As we entered the cemetery of St. Philip's, across the street from the church, we met this couple standing by the sarcophagus of the great John C. Calhoun. The lady bowed to us sweetly, acknowledging, as it were, having seen us in the hotel. We of course eagerly responded, delighted at the encounter. We had discussed them at length, and almost decided they were bride and groom; at least Tweedles had, but I thought not. They were too much at their ease to be on their first trip together, I declared, and of course got called a would-be author for my assertion.
"I hear there is a wonderful portrait of Calhoun by Healy in the City Hall," said the gentleman to Zebedee, as he courteously moved for us to read the inscription on the sarcophagus.

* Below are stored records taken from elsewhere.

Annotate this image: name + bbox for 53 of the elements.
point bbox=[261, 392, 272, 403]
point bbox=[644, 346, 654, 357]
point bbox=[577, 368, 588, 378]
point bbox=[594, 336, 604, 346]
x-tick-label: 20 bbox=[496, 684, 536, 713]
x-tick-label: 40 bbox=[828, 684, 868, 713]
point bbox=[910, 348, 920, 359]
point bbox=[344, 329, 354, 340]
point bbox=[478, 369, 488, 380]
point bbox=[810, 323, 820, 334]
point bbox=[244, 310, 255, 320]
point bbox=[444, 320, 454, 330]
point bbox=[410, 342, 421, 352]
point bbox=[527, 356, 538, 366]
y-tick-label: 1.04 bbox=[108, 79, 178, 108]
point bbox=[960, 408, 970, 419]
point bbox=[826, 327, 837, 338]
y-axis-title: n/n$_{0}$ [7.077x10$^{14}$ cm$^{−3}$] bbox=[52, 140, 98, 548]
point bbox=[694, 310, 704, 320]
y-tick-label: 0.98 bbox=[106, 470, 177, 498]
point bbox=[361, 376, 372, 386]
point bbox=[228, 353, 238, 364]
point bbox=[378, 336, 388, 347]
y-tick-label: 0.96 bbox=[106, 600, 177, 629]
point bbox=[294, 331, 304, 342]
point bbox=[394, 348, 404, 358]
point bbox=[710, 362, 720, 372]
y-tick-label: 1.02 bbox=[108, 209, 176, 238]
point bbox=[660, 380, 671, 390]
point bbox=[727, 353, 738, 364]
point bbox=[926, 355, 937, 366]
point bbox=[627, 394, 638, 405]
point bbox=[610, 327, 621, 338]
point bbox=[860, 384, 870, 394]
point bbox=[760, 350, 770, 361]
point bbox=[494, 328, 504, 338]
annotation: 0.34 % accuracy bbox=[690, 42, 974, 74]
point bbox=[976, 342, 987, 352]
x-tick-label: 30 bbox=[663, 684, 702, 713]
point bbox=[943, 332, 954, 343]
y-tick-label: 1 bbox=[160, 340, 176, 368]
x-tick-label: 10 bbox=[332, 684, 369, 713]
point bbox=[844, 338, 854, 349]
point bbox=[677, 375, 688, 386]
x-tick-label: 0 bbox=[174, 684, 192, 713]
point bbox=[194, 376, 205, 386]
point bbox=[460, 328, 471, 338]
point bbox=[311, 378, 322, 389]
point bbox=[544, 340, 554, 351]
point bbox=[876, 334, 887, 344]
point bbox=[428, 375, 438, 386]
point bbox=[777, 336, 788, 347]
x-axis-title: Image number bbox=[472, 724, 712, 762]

"Yes, so I am told, but this young man who belongs to this interesting city can tell us more about it," and in a little while all of us were drawn into conversation with our chance acquaintances.
Louis led us through the cemetery, telling us anything of note, and then we followed him to the Huguenot church, accompanied by our new friends.
A Huguenot church has stood on the site of the present one since 1667. Many things have happened to the different buildings, but the present one, an edifice of unusual beauty and dignity, has remained intact since 1845. The preacher, a dear old man of over eighty, who is totally blind, has been pastor of this scanty flock for almost fifty years. He now conducts the service from memory, and preaches wonderful, simple sermons straight from his kind old heart.
"Oh, Edwin, see what wonderful old names are on these tablets," enthused the young wife—"Mazyck, Ravenel, Porcher, de Sasure, Huger, Cazanove, L'Hommedieu, Marquand, Gaillard——"
"Yes, dear, they sound like an echo from the Old World."